Chapter 71 Facing Him
Elsie
None of us stopped when ordered. I pushed forward even though my legs were shaking and our breathing was out of control. I can’t get caught. They will burn me alive because I killed one of them. And I can’t afford to be sold off like some cheap goods.
But the gunshot that followed was so loud that it filled the whole forest. The sound rolled between the trees and forced all of us to freeze where we stood.
“Stop or I’ll shoot again!” the voice warned. “Hands in the air! All of you!”
Slowly, one after the other, we lifted our hands. My arms felt heavy, but fear kept them up.
“Turn around,” another man barked. “Turn around slowly. Do not run. Do not try anything.”
We turned carefully, facing the flashlights and the shadows behind them. The men stepped closer, their boots loud on the dry ground.
“Move,” the first one commanded. “Start walking back to the road. Don’t look around. Don’t try to talk to each other. Do not even think of escaping or I’ll shoot.”
Eventually, one by one, we were forced back toward the road, trembling, breathing hard, and raising our hands in the air because that was the only thing the men demanded from us. They lined all of us up with guns pointed at us, telling us not to try anything. The girls stood around me, crying softly or biting their lips to stop themselves from shaking too much. We were dirty, tired, and terrified.
I saw Mariana standing a little to my right. She kept glaring at the men, refusing to let them see how scared she was, but her hands were still lifted like the rest of us. I noticed that her breathing was unsteady. She was angry, but she was also afraid, and it made me feel protective even when she had spent the whole day trying to pick fights with me.
Before I could gather my thoughts, I heard the sound of a car approaching. The headlights swept across all of us, bright enough that the girls raised their shoulders in fear. The car slowed, then came to a stop in front of everything happening.
My heart dropped the moment I recognized whose car it was.
Caleb stepped out with a calm confidence that made my stomach twist. He looked around for a second before his eyes settled on me. The men lowered their guns slightly when they saw him, and one of them nodded his head with respect.
Caleb pointed straight at me.
“I will take care of this one,” he said in a firm voice, like he was picking something that already belonged to him.
The man closest to him nodded immediately. “Okay, boss.”
That word — boss — hit me like a punch in the chest. Everything I thought I knew about Caleb fell apart at once. The gentle man, the man I trusted, the man I allowed into my heart… he wasn’t who I thought he was. Somehow I kept hoping the boys weren’t involved but I was wrong. He was one of them. Maybe worse.
The girls turned their eyes toward me, and the betrayal I saw in their faces crushed me. They looked at me like everything happening was my fault. Like I had known Caleb was with these people. Like I had walked them straight into a trap. Their expressions were full of fear and doubt.
Mariana’s eyes cut through me like a blade. She stared at me with disbelief and anger mixed, her breath trembling. She did not say a single word, but that stare spoke louder than anything.
“I’m not going with you,” I said to Caleb. My voice was shaking, but I stood firm. “I’m not going anywhere with you.”
Caleb did not answer. He simply walked forward with a cold expression, as if my refusal meant nothing. When he reached me, I stepped back, but he grabbed my wrist with a grip that made my whole arm tighten. I twisted, pulled, kicked — anything to break free — but he held me firmly and dragged me toward his car.
“Let me go!” I cried. “Caleb, let me go! Please!”
He did not stop. He did not slow down. His jaw was tight, his eyes hard, and he just kept pulling me as he had already made up his mind.

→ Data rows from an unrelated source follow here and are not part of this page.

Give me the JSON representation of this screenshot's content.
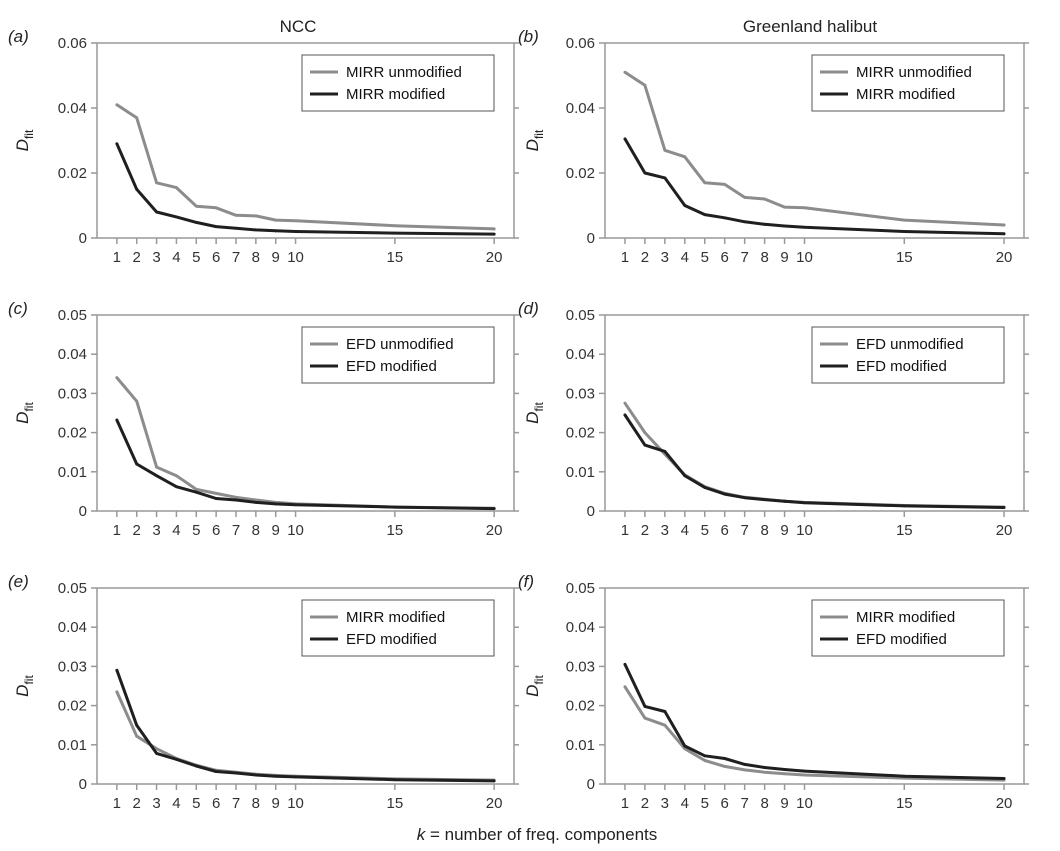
{
  "figure": {
    "column_titles": [
      "NCC",
      "Greenland halibut"
    ],
    "xlabel": "k = number of freq. components",
    "xlabel_var": "k",
    "xlabel_rest": " = number of freq. components",
    "ylabel_main": "D",
    "ylabel_sub": "fit",
    "colors": {
      "light": "#8c8c8c",
      "dark": "#1f1f1f",
      "axis": "#999999"
    }
  },
  "chart_data": [
    {
      "id": "a",
      "label": "(a)",
      "type": "line",
      "x": [
        1,
        2,
        3,
        4,
        5,
        6,
        7,
        8,
        9,
        10,
        15,
        20
      ],
      "xticks": [
        1,
        2,
        3,
        4,
        5,
        6,
        7,
        8,
        9,
        10,
        15,
        20
      ],
      "ylim": [
        0,
        0.06
      ],
      "yticks": [
        0,
        0.02,
        0.04,
        0.06
      ],
      "ytick_labels": [
        "0",
        "0.02",
        "0.04",
        "0.06"
      ],
      "series": [
        {
          "name": "MIRR unmodified",
          "color": "#8c8c8c",
          "values": [
            0.041,
            0.037,
            0.017,
            0.0155,
            0.0098,
            0.0093,
            0.007,
            0.0068,
            0.0055,
            0.0053,
            0.0038,
            0.0028
          ]
        },
        {
          "name": "MIRR modified",
          "color": "#1f1f1f",
          "values": [
            0.029,
            0.015,
            0.008,
            0.0065,
            0.0048,
            0.0035,
            0.003,
            0.0025,
            0.0022,
            0.002,
            0.0015,
            0.0012
          ]
        }
      ]
    },
    {
      "id": "b",
      "label": "(b)",
      "type": "line",
      "x": [
        1,
        2,
        3,
        4,
        5,
        6,
        7,
        8,
        9,
        10,
        15,
        20
      ],
      "xticks": [
        1,
        2,
        3,
        4,
        5,
        6,
        7,
        8,
        9,
        10,
        15,
        20
      ],
      "ylim": [
        0,
        0.06
      ],
      "yticks": [
        0,
        0.02,
        0.04,
        0.06
      ],
      "ytick_labels": [
        "0",
        "0.02",
        "0.04",
        "0.06"
      ],
      "series": [
        {
          "name": "MIRR unmodified",
          "color": "#8c8c8c",
          "values": [
            0.051,
            0.047,
            0.027,
            0.025,
            0.017,
            0.0165,
            0.0125,
            0.012,
            0.0095,
            0.0093,
            0.0055,
            0.004
          ]
        },
        {
          "name": "MIRR modified",
          "color": "#1f1f1f",
          "values": [
            0.0305,
            0.02,
            0.0185,
            0.01,
            0.0072,
            0.0062,
            0.005,
            0.0042,
            0.0037,
            0.0033,
            0.002,
            0.0013
          ]
        }
      ]
    },
    {
      "id": "c",
      "label": "(c)",
      "type": "line",
      "x": [
        1,
        2,
        3,
        4,
        5,
        6,
        7,
        8,
        9,
        10,
        15,
        20
      ],
      "xticks": [
        1,
        2,
        3,
        4,
        5,
        6,
        7,
        8,
        9,
        10,
        15,
        20
      ],
      "ylim": [
        0,
        0.05
      ],
      "yticks": [
        0,
        0.01,
        0.02,
        0.03,
        0.04,
        0.05
      ],
      "ytick_labels": [
        "0",
        "0.01",
        "0.02",
        "0.03",
        "0.04",
        "0.05"
      ],
      "series": [
        {
          "name": "EFD unmodified",
          "color": "#8c8c8c",
          "values": [
            0.034,
            0.028,
            0.0112,
            0.009,
            0.0055,
            0.0045,
            0.0035,
            0.0028,
            0.0022,
            0.0018,
            0.001,
            0.0007
          ]
        },
        {
          "name": "EFD modified",
          "color": "#1f1f1f",
          "values": [
            0.0232,
            0.012,
            0.009,
            0.0062,
            0.0048,
            0.0032,
            0.0028,
            0.0022,
            0.0018,
            0.0016,
            0.001,
            0.0006
          ]
        }
      ]
    },
    {
      "id": "d",
      "label": "(d)",
      "type": "line",
      "x": [
        1,
        2,
        3,
        4,
        5,
        6,
        7,
        8,
        9,
        10,
        15,
        20
      ],
      "xticks": [
        1,
        2,
        3,
        4,
        5,
        6,
        7,
        8,
        9,
        10,
        15,
        20
      ],
      "ylim": [
        0,
        0.05
      ],
      "yticks": [
        0,
        0.01,
        0.02,
        0.03,
        0.04,
        0.05
      ],
      "ytick_labels": [
        "0",
        "0.01",
        "0.02",
        "0.03",
        "0.04",
        "0.05"
      ],
      "series": [
        {
          "name": "EFD unmodified",
          "color": "#8c8c8c",
          "values": [
            0.0275,
            0.02,
            0.0145,
            0.0092,
            0.0062,
            0.0045,
            0.0035,
            0.003,
            0.0025,
            0.0022,
            0.0014,
            0.001
          ]
        },
        {
          "name": "EFD modified",
          "color": "#1f1f1f",
          "values": [
            0.0245,
            0.0168,
            0.0152,
            0.009,
            0.006,
            0.0043,
            0.0034,
            0.0029,
            0.0025,
            0.0021,
            0.0013,
            0.0009
          ]
        }
      ]
    },
    {
      "id": "e",
      "label": "(e)",
      "type": "line",
      "x": [
        1,
        2,
        3,
        4,
        5,
        6,
        7,
        8,
        9,
        10,
        15,
        20
      ],
      "xticks": [
        1,
        2,
        3,
        4,
        5,
        6,
        7,
        8,
        9,
        10,
        15,
        20
      ],
      "ylim": [
        0,
        0.05
      ],
      "yticks": [
        0,
        0.01,
        0.02,
        0.03,
        0.04,
        0.05
      ],
      "ytick_labels": [
        "0",
        "0.01",
        "0.02",
        "0.03",
        "0.04",
        "0.05"
      ],
      "series": [
        {
          "name": "MIRR modified",
          "color": "#8c8c8c",
          "values": [
            0.0235,
            0.0122,
            0.009,
            0.0065,
            0.0048,
            0.0035,
            0.003,
            0.0025,
            0.0022,
            0.002,
            0.0013,
            0.001
          ]
        },
        {
          "name": "EFD modified",
          "color": "#1f1f1f",
          "values": [
            0.029,
            0.015,
            0.0078,
            0.0063,
            0.0046,
            0.0032,
            0.0028,
            0.0023,
            0.002,
            0.0018,
            0.0011,
            0.0008
          ]
        }
      ]
    },
    {
      "id": "f",
      "label": "(f)",
      "type": "line",
      "x": [
        1,
        2,
        3,
        4,
        5,
        6,
        7,
        8,
        9,
        10,
        15,
        20
      ],
      "xticks": [
        1,
        2,
        3,
        4,
        5,
        6,
        7,
        8,
        9,
        10,
        15,
        20
      ],
      "ylim": [
        0,
        0.05
      ],
      "yticks": [
        0,
        0.01,
        0.02,
        0.03,
        0.04,
        0.05
      ],
      "ytick_labels": [
        "0",
        "0.01",
        "0.02",
        "0.03",
        "0.04",
        "0.05"
      ],
      "series": [
        {
          "name": "MIRR modified",
          "color": "#8c8c8c",
          "values": [
            0.0248,
            0.0168,
            0.015,
            0.009,
            0.006,
            0.0045,
            0.0036,
            0.003,
            0.0026,
            0.0023,
            0.0015,
            0.001
          ]
        },
        {
          "name": "EFD modified",
          "color": "#1f1f1f",
          "values": [
            0.0305,
            0.0198,
            0.0185,
            0.0097,
            0.0072,
            0.0065,
            0.005,
            0.0042,
            0.0037,
            0.0033,
            0.002,
            0.0014
          ]
        }
      ]
    }
  ]
}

The girls watched me struggle. Some cried harder. Some looked away. Mariana’s hurt expression stayed locked on me, and guilt tore through my chest like claws. I kept thinking that maybe, without meaning to, I had led them straight to danger. Maybe that was why they looked at me as though I had betrayed them.
Caleb pulled me closer to his car, but before he could force me inside, everything changed in a second.

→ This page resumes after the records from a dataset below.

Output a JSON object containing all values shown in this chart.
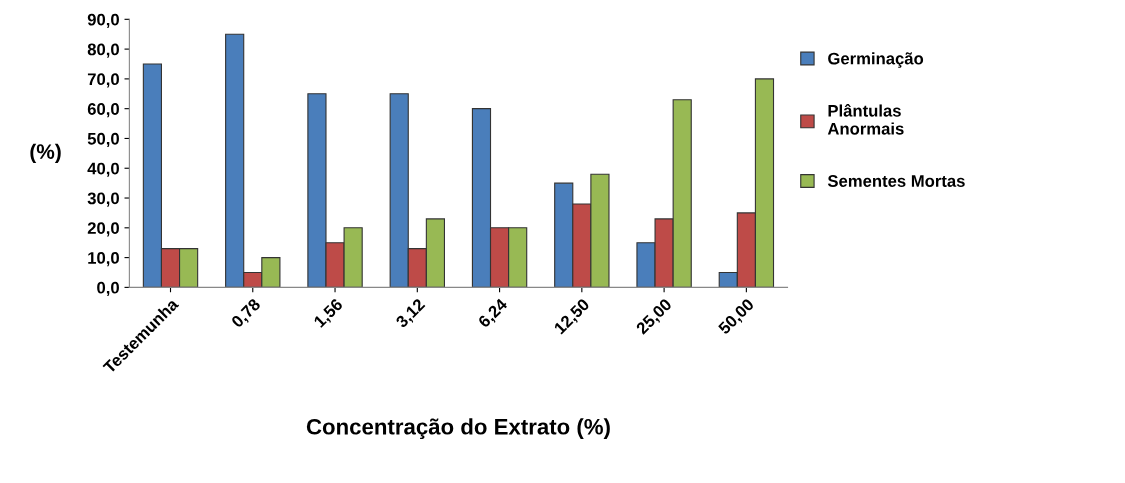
{
  "chart_data": {
    "type": "bar",
    "xlabel": "Concentração do Extrato (%)",
    "ylabel": "(%)",
    "categories": [
      "Testemunha",
      "0,78",
      "1,56",
      "3,12",
      "6,24",
      "12,50",
      "25,00",
      "50,00"
    ],
    "series": [
      {
        "name": "Germinação",
        "color": "#4a7ebb",
        "values": [
          75,
          85,
          65,
          65,
          60,
          35,
          15,
          5
        ]
      },
      {
        "name": "Plântulas\nAnormais",
        "color": "#be4b48",
        "values": [
          13,
          5,
          15,
          13,
          20,
          28,
          23,
          25
        ]
      },
      {
        "name": "Sementes Mortas",
        "color": "#98b954",
        "values": [
          13,
          10,
          20,
          23,
          20,
          38,
          63,
          70
        ]
      }
    ],
    "ylim": [
      0,
      90
    ],
    "yticks": [
      {
        "value": 0,
        "label": "0,0"
      },
      {
        "value": 10,
        "label": "10,0"
      },
      {
        "value": 20,
        "label": "20,0"
      },
      {
        "value": 30,
        "label": "30,0"
      },
      {
        "value": 40,
        "label": "40,0"
      },
      {
        "value": 50,
        "label": "50,0"
      },
      {
        "value": 60,
        "label": "60,0"
      },
      {
        "value": 70,
        "label": "70,0"
      },
      {
        "value": 80,
        "label": "80,0"
      },
      {
        "value": 90,
        "label": "90,0"
      }
    ],
    "grid": false,
    "legend": "right"
  }
}
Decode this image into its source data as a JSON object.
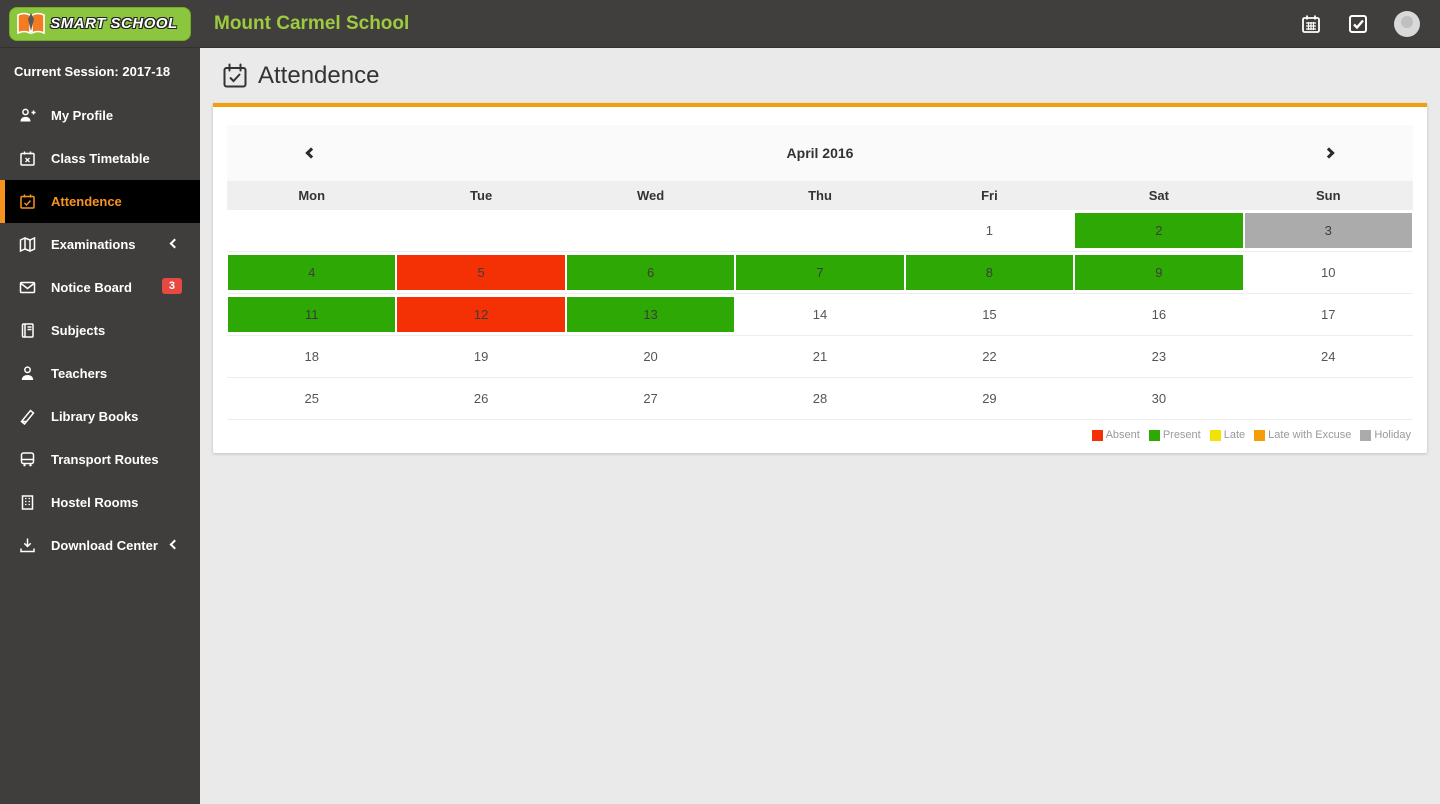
{
  "topbar": {
    "logo_text": "SMART SCHOOL",
    "school_name": "Mount Carmel School"
  },
  "sidebar": {
    "session_label": "Current Session: 2017-18",
    "items": [
      {
        "label": "My Profile",
        "icon": "user-plus-icon"
      },
      {
        "label": "Class Timetable",
        "icon": "calendar-x-icon"
      },
      {
        "label": "Attendence",
        "icon": "calendar-check-icon",
        "active": true
      },
      {
        "label": "Examinations",
        "icon": "map-icon",
        "chevron": true
      },
      {
        "label": "Notice Board",
        "icon": "envelope-icon",
        "badge": "3"
      },
      {
        "label": "Subjects",
        "icon": "book-icon"
      },
      {
        "label": "Teachers",
        "icon": "user-icon"
      },
      {
        "label": "Library Books",
        "icon": "library-book-icon"
      },
      {
        "label": "Transport Routes",
        "icon": "bus-icon"
      },
      {
        "label": "Hostel Rooms",
        "icon": "building-icon"
      },
      {
        "label": "Download Center",
        "icon": "download-icon",
        "chevron": true
      }
    ]
  },
  "main": {
    "page_heading": "Attendence",
    "calendar": {
      "title": "April 2016",
      "day_headers": [
        "Mon",
        "Tue",
        "Wed",
        "Thu",
        "Fri",
        "Sat",
        "Sun"
      ],
      "weeks": [
        [
          {
            "d": ""
          },
          {
            "d": ""
          },
          {
            "d": ""
          },
          {
            "d": ""
          },
          {
            "d": "1"
          },
          {
            "d": "2",
            "s": "present"
          },
          {
            "d": "3",
            "s": "holiday"
          }
        ],
        [
          {
            "d": "4",
            "s": "present"
          },
          {
            "d": "5",
            "s": "absent"
          },
          {
            "d": "6",
            "s": "present"
          },
          {
            "d": "7",
            "s": "present"
          },
          {
            "d": "8",
            "s": "present"
          },
          {
            "d": "9",
            "s": "present"
          },
          {
            "d": "10"
          }
        ],
        [
          {
            "d": "11",
            "s": "present"
          },
          {
            "d": "12",
            "s": "absent"
          },
          {
            "d": "13",
            "s": "present"
          },
          {
            "d": "14"
          },
          {
            "d": "15"
          },
          {
            "d": "16"
          },
          {
            "d": "17"
          }
        ],
        [
          {
            "d": "18"
          },
          {
            "d": "19"
          },
          {
            "d": "20"
          },
          {
            "d": "21"
          },
          {
            "d": "22"
          },
          {
            "d": "23"
          },
          {
            "d": "24"
          }
        ],
        [
          {
            "d": "25"
          },
          {
            "d": "26"
          },
          {
            "d": "27"
          },
          {
            "d": "28"
          },
          {
            "d": "29"
          },
          {
            "d": "30"
          },
          {
            "d": ""
          }
        ]
      ],
      "legend": [
        {
          "label": "Absent",
          "status": "absent"
        },
        {
          "label": "Present",
          "status": "present"
        },
        {
          "label": "Late",
          "status": "late"
        },
        {
          "label": "Late with Excuse",
          "status": "late_excuse"
        },
        {
          "label": "Holiday",
          "status": "holiday"
        }
      ]
    }
  },
  "colors": {
    "present": "#2da805",
    "absent": "#f43005",
    "late": "#f2e205",
    "late_excuse": "#f59d05",
    "holiday": "#ababab",
    "accent_orange": "#f7941e",
    "card_top_border": "#f0a00c",
    "brand_green": "#9ccb3d",
    "badge_red": "#e64942"
  }
}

Mariana suddenly broke away from the men holding her. She ripped her arm free and sprinted across the road as fast as she could.
She didn’t get far.
A gunshot rang out sharply.
Mariana fell instantly.
My whole body froze before the scream tore out of me.
“No! No! God, no! Mariana!”
I tried to run toward her, but Caleb wrapped his arm around my waist and yanked me back with so much force that it felt like my body was going to split in half.
I kicked, fought, and screamed until my throat hurt, but he didn’t let go. He dragged me the rest of the way to the car, shoved me inside, and slammed the door shut before I could escape.
The last thing I saw was Mariana lying on the road, the girls crying and reaching for her, and the men pushing them back toward the van.
And then the car sped off with me trapped inside.